Adapted by screenwriters Mario Correa and Matthew Michael Carnahan from writer Nathaniel Rich’s New York Times Magazine article “The Lawyer Who Became DuPont’s Worst Nightmare,” in “Dark Waters” a successful and upwardly mobile attorney for a prosperous corporate legal firm places his carefully-plotted career on hold to help a rural farmer pursue a complaint of a local refinery’s waste water is poisoning his cattle...and discovers that the case leads to the highest echelons of corporate America.
If neither DuPont nor Teflon are among the sponsors for this year’s Academy Awards broadcast, don’t be surprised to find Mark Ruffalo’s name among the Best Actor nominees for his role in “Dark Waters.” Ruffalo is the rare performer who puts his money where his mouth is--a dedicated social activist as well as a gifted actor. When the actor combines the two pursuits, people tend to take notice: 2015’s Academy Award-winning “Spotlight” is an example. In “Dark Waters,” Ruffalo seems to be trying hard to blend into the ensemble--after adding a few pounds to portray the real-life Robert Bilott, the actor resembles Oliver Platt--but his talent, and his social conscience, shine through in every scene.
“Dark Waters” is good, solid, smart motion picture entertainment. You have to work a little to keep up with the plot development--this is one picture for which your ninth grade chemistry will come in handy--and the picture’s conclusion isn’t completely reassuring. The ultimate message is as sobering and troubling as it is inspiring: ”THEY don’t protect us--WE protect us.” But if you think about it, that’s what Jefferson, Hamilton, Adams, and the other founding fathers were telling us all along.
Supporting Ruffalo, Anne Hathaway disguised in a succession of unflattering black wigs is wasted in a nothing role as Ruffalo’s brittle wife, but the reliable old pro Bill Pullman has fun in a showy little role as a seasoned and wiley small-town country lawyer who’s amused to find himself taking on big business for the first time in his career. And ubiquitous supporting player Bill Camp has the role of a lifetime, so persuasive as the crusty West Virginia rancher whose problems set the plot in motion that the viewer might well mistake him for the real deal.

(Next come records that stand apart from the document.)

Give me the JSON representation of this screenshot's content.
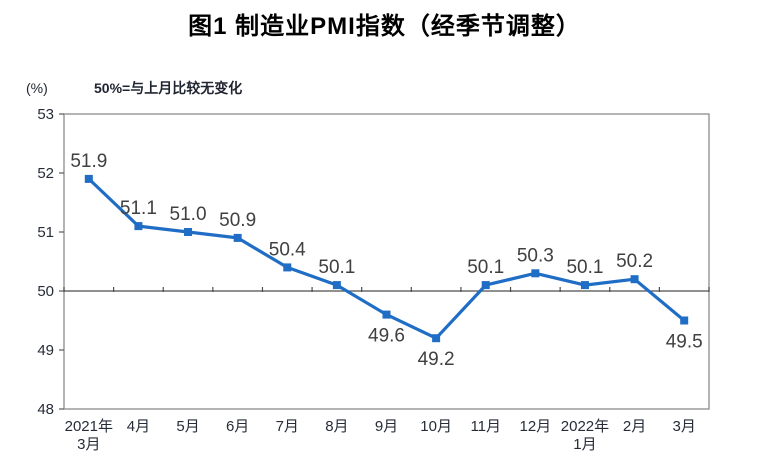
{
  "page": {
    "title": "图1 制造业PMI指数（经季节调整）"
  },
  "chart": {
    "unit_label": "(%)",
    "annotation": "50%=与上月比较无变化"
  },
  "chart_data": {
    "type": "line",
    "title": "图1 制造业PMI指数（经季节调整）",
    "categories": [
      "2021年\n3月",
      "4月",
      "5月",
      "6月",
      "7月",
      "8月",
      "9月",
      "10月",
      "11月",
      "12月",
      "2022年\n1月",
      "2月",
      "3月"
    ],
    "values": [
      51.9,
      51.1,
      51.0,
      50.9,
      50.4,
      50.1,
      49.6,
      49.2,
      50.1,
      50.3,
      50.1,
      50.2,
      49.5
    ],
    "label_placement": [
      "above",
      "above",
      "above",
      "above",
      "above",
      "above",
      "below",
      "below",
      "above",
      "above",
      "above",
      "above",
      "below"
    ],
    "ylabel": "(%)",
    "xlabel": "",
    "ylim": [
      48,
      53
    ],
    "yticks": [
      48,
      49,
      50,
      51,
      52,
      53
    ],
    "reference_line": 50,
    "grid": false,
    "legend": false,
    "marker": "square",
    "series_color": "#1f6dc4",
    "axis_color": "#8c8c8c",
    "reference_line_color": "#4d4d4d",
    "data_label_color": "#404040"
  }
}
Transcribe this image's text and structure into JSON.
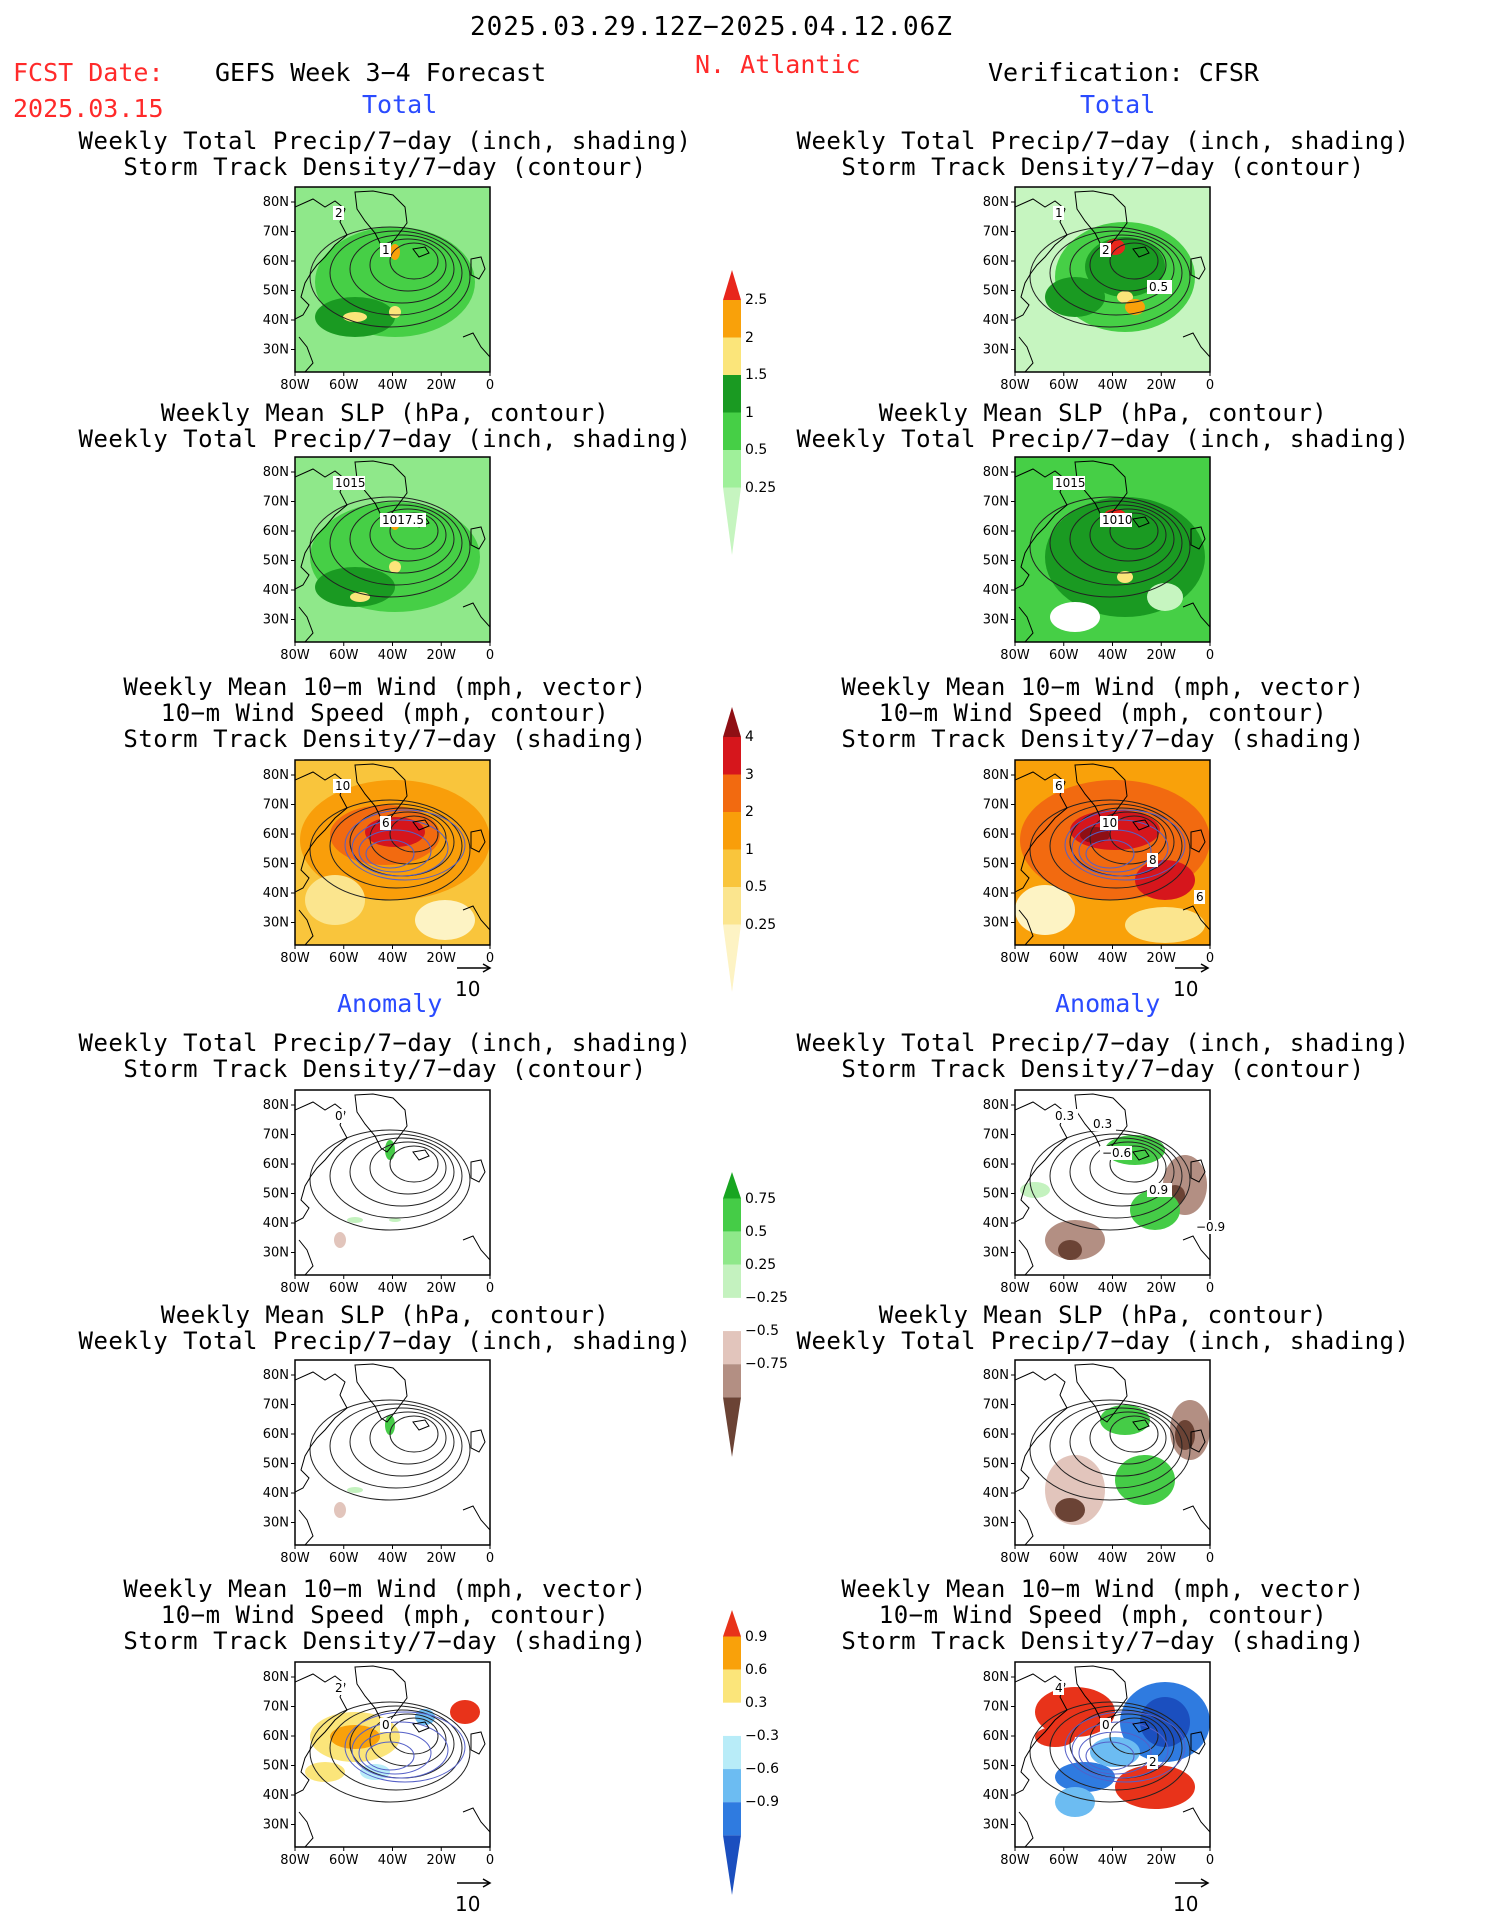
{
  "header": {
    "date_range": "2025.03.29.12Z−2025.04.12.06Z",
    "fcst_label": "FCST Date:",
    "fcst_date": "2025.03.15",
    "product": "GEFS Week 3−4 Forecast",
    "region": "N. Atlantic",
    "verification": "Verification: CFSR"
  },
  "sections": {
    "total": "Total",
    "anomaly": "Anomaly"
  },
  "titles": {
    "precip_storm": [
      "Weekly Total Precip/7−day (inch, shading)",
      "Storm Track Density/7−day (contour)"
    ],
    "slp_precip": [
      "Weekly Mean SLP (hPa, contour)",
      "Weekly Total Precip/7−day (inch, shading)"
    ],
    "wind": [
      "Weekly Mean 10−m Wind (mph, vector)",
      "10−m Wind Speed (mph, contour)",
      "Storm Track Density/7−day (shading)"
    ]
  },
  "axes": {
    "lat_ticks": [
      "80N",
      "70N",
      "60N",
      "50N",
      "40N",
      "30N"
    ],
    "lon_ticks": [
      "80W",
      "60W",
      "40W",
      "20W",
      "0"
    ]
  },
  "vector_ref": "10",
  "colorbars": {
    "precip_total": {
      "labels": [
        "2.5",
        "2",
        "1.5",
        "1",
        "0.5",
        "0.25"
      ],
      "colors": [
        "#e8261c",
        "#f9a10a",
        "#fbe57a",
        "#1a9a22",
        "#46cf46",
        "#9ff09a",
        "#c6f5c0"
      ]
    },
    "storm_total": {
      "labels": [
        "4",
        "3",
        "2",
        "1",
        "0.5",
        "0.25"
      ],
      "colors": [
        "#8f0f14",
        "#d6161c",
        "#f26a10",
        "#f99e0a",
        "#f9c53c",
        "#fbe58e",
        "#fdf3c4"
      ]
    },
    "precip_anom": {
      "labels": [
        "0.75",
        "0.5",
        "0.25",
        "−0.25",
        "−0.5",
        "−0.75"
      ],
      "colors": [
        "#18a521",
        "#45cc47",
        "#8fe88a",
        "#c4f2bf",
        "#ffffff",
        "#e2c5bc",
        "#b38f83",
        "#6b4335"
      ]
    },
    "storm_anom": {
      "labels": [
        "0.9",
        "0.6",
        "0.3",
        "−0.3",
        "−0.6",
        "−0.9"
      ],
      "colors": [
        "#e8331a",
        "#f9a10a",
        "#fbe57a",
        "#ffffff",
        "#b8ecf8",
        "#6cbcf2",
        "#2f7be0",
        "#1b4fbf"
      ]
    }
  },
  "contour_labels": {
    "L1": [
      "2",
      "1"
    ],
    "R1": [
      "1",
      "2",
      "0.5"
    ],
    "L2": [
      "1015",
      "1017.5"
    ],
    "R2": [
      "1015",
      "1010"
    ],
    "L3": [
      "10",
      "6"
    ],
    "R3": [
      "6",
      "10",
      "8",
      "6"
    ],
    "L4": [
      "0"
    ],
    "R4": [
      "0.3",
      "−0.6",
      "0.9",
      "−0.9",
      "0.3"
    ],
    "L6": [
      "2",
      "0"
    ],
    "R6": [
      "4",
      "0",
      "2"
    ]
  },
  "chart_data": [
    {
      "type": "heatmap",
      "id": "L1",
      "title": [
        "Weekly Total Precip/7−day (inch, shading)",
        "Storm Track Density/7−day (contour)"
      ],
      "section": "Total",
      "source": "GEFS Week 3−4 Forecast",
      "x_range": [
        -80,
        0
      ],
      "y_range": [
        25,
        85
      ],
      "contour_labels": [
        "2",
        "1"
      ]
    },
    {
      "type": "heatmap",
      "id": "R1",
      "title": [
        "Weekly Total Precip/7−day (inch, shading)",
        "Storm Track Density/7−day (contour)"
      ],
      "section": "Total",
      "source": "CFSR",
      "x_range": [
        -80,
        0
      ],
      "y_range": [
        25,
        85
      ],
      "contour_labels": [
        "1",
        "2",
        "0.5"
      ]
    },
    {
      "type": "heatmap",
      "id": "L2",
      "title": [
        "Weekly Mean SLP (hPa, contour)",
        "Weekly Total Precip/7−day (inch, shading)"
      ],
      "section": "Total",
      "source": "GEFS Week 3−4 Forecast",
      "x_range": [
        -80,
        0
      ],
      "y_range": [
        25,
        85
      ],
      "contour_labels": [
        "1015",
        "1017.5"
      ]
    },
    {
      "type": "heatmap",
      "id": "R2",
      "title": [
        "Weekly Mean SLP (hPa, contour)",
        "Weekly Total Precip/7−day (inch, shading)"
      ],
      "section": "Total",
      "source": "CFSR",
      "x_range": [
        -80,
        0
      ],
      "y_range": [
        25,
        85
      ],
      "contour_labels": [
        "1015",
        "1010"
      ]
    },
    {
      "type": "heatmap",
      "id": "L3",
      "title": [
        "Weekly Mean 10−m Wind (mph, vector)",
        "10−m Wind Speed (mph, contour)",
        "Storm Track Density/7−day (shading)"
      ],
      "section": "Total",
      "source": "GEFS Week 3−4 Forecast",
      "x_range": [
        -80,
        0
      ],
      "y_range": [
        25,
        85
      ],
      "contour_labels": [
        "10",
        "6"
      ],
      "vector_ref": 10
    },
    {
      "type": "heatmap",
      "id": "R3",
      "title": [
        "Weekly Mean 10−m Wind (mph, vector)",
        "10−m Wind Speed (mph, contour)",
        "Storm Track Density/7−day (shading)"
      ],
      "section": "Total",
      "source": "CFSR",
      "x_range": [
        -80,
        0
      ],
      "y_range": [
        25,
        85
      ],
      "contour_labels": [
        "6",
        "10",
        "8",
        "6"
      ],
      "vector_ref": 10
    },
    {
      "type": "heatmap",
      "id": "L4",
      "title": [
        "Weekly Total Precip/7−day (inch, shading)",
        "Storm Track Density/7−day (contour)"
      ],
      "section": "Anomaly",
      "source": "GEFS Week 3−4 Forecast",
      "x_range": [
        -80,
        0
      ],
      "y_range": [
        25,
        85
      ],
      "contour_labels": [
        "0"
      ]
    },
    {
      "type": "heatmap",
      "id": "R4",
      "title": [
        "Weekly Total Precip/7−day (inch, shading)",
        "Storm Track Density/7−day (contour)"
      ],
      "section": "Anomaly",
      "source": "CFSR",
      "x_range": [
        -80,
        0
      ],
      "y_range": [
        25,
        85
      ],
      "contour_labels": [
        "0.3",
        "−0.6",
        "0.9",
        "−0.9",
        "0.3"
      ]
    },
    {
      "type": "heatmap",
      "id": "L5",
      "title": [
        "Weekly Mean SLP (hPa, contour)",
        "Weekly Total Precip/7−day (inch, shading)"
      ],
      "section": "Anomaly",
      "source": "GEFS Week 3−4 Forecast",
      "x_range": [
        -80,
        0
      ],
      "y_range": [
        25,
        85
      ]
    },
    {
      "type": "heatmap",
      "id": "R5",
      "title": [
        "Weekly Mean SLP (hPa, contour)",
        "Weekly Total Precip/7−day (inch, shading)"
      ],
      "section": "Anomaly",
      "source": "CFSR",
      "x_range": [
        -80,
        0
      ],
      "y_range": [
        25,
        85
      ]
    },
    {
      "type": "heatmap",
      "id": "L6",
      "title": [
        "Weekly Mean 10−m Wind (mph, vector)",
        "10−m Wind Speed (mph, contour)",
        "Storm Track Density/7−day (shading)"
      ],
      "section": "Anomaly",
      "source": "GEFS Week 3−4 Forecast",
      "x_range": [
        -80,
        0
      ],
      "y_range": [
        25,
        85
      ],
      "contour_labels": [
        "2",
        "0"
      ],
      "vector_ref": 10
    },
    {
      "type": "heatmap",
      "id": "R6",
      "title": [
        "Weekly Mean 10−m Wind (mph, vector)",
        "10−m Wind Speed (mph, contour)",
        "Storm Track Density/7−day (shading)"
      ],
      "section": "Anomaly",
      "source": "CFSR",
      "x_range": [
        -80,
        0
      ],
      "y_range": [
        25,
        85
      ],
      "contour_labels": [
        "4",
        "0",
        "2"
      ],
      "vector_ref": 10
    }
  ]
}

Directed by Todd Haynes, “Dark Waters” is earning superb reviews from the critics, including an approval rating of 97% from Rotten Tomatoes and 93% from Metacritic. The picture’s been gaining momentum at the box office--originally placed into a limited release pattern in only five locations across the United States and Canada, the film expanded into 94 theaters during its second week and entered the Box Office Mojo charts in eighteenth place. Now playing in 2012 theaters across the US--about half the number as, say, “Frozen II”--the picture has risen to an impressive sixth place in the Box Office Mojo Top Ten.
“Dark Waters” is rated PG-13 for some disturbing images, and strong language.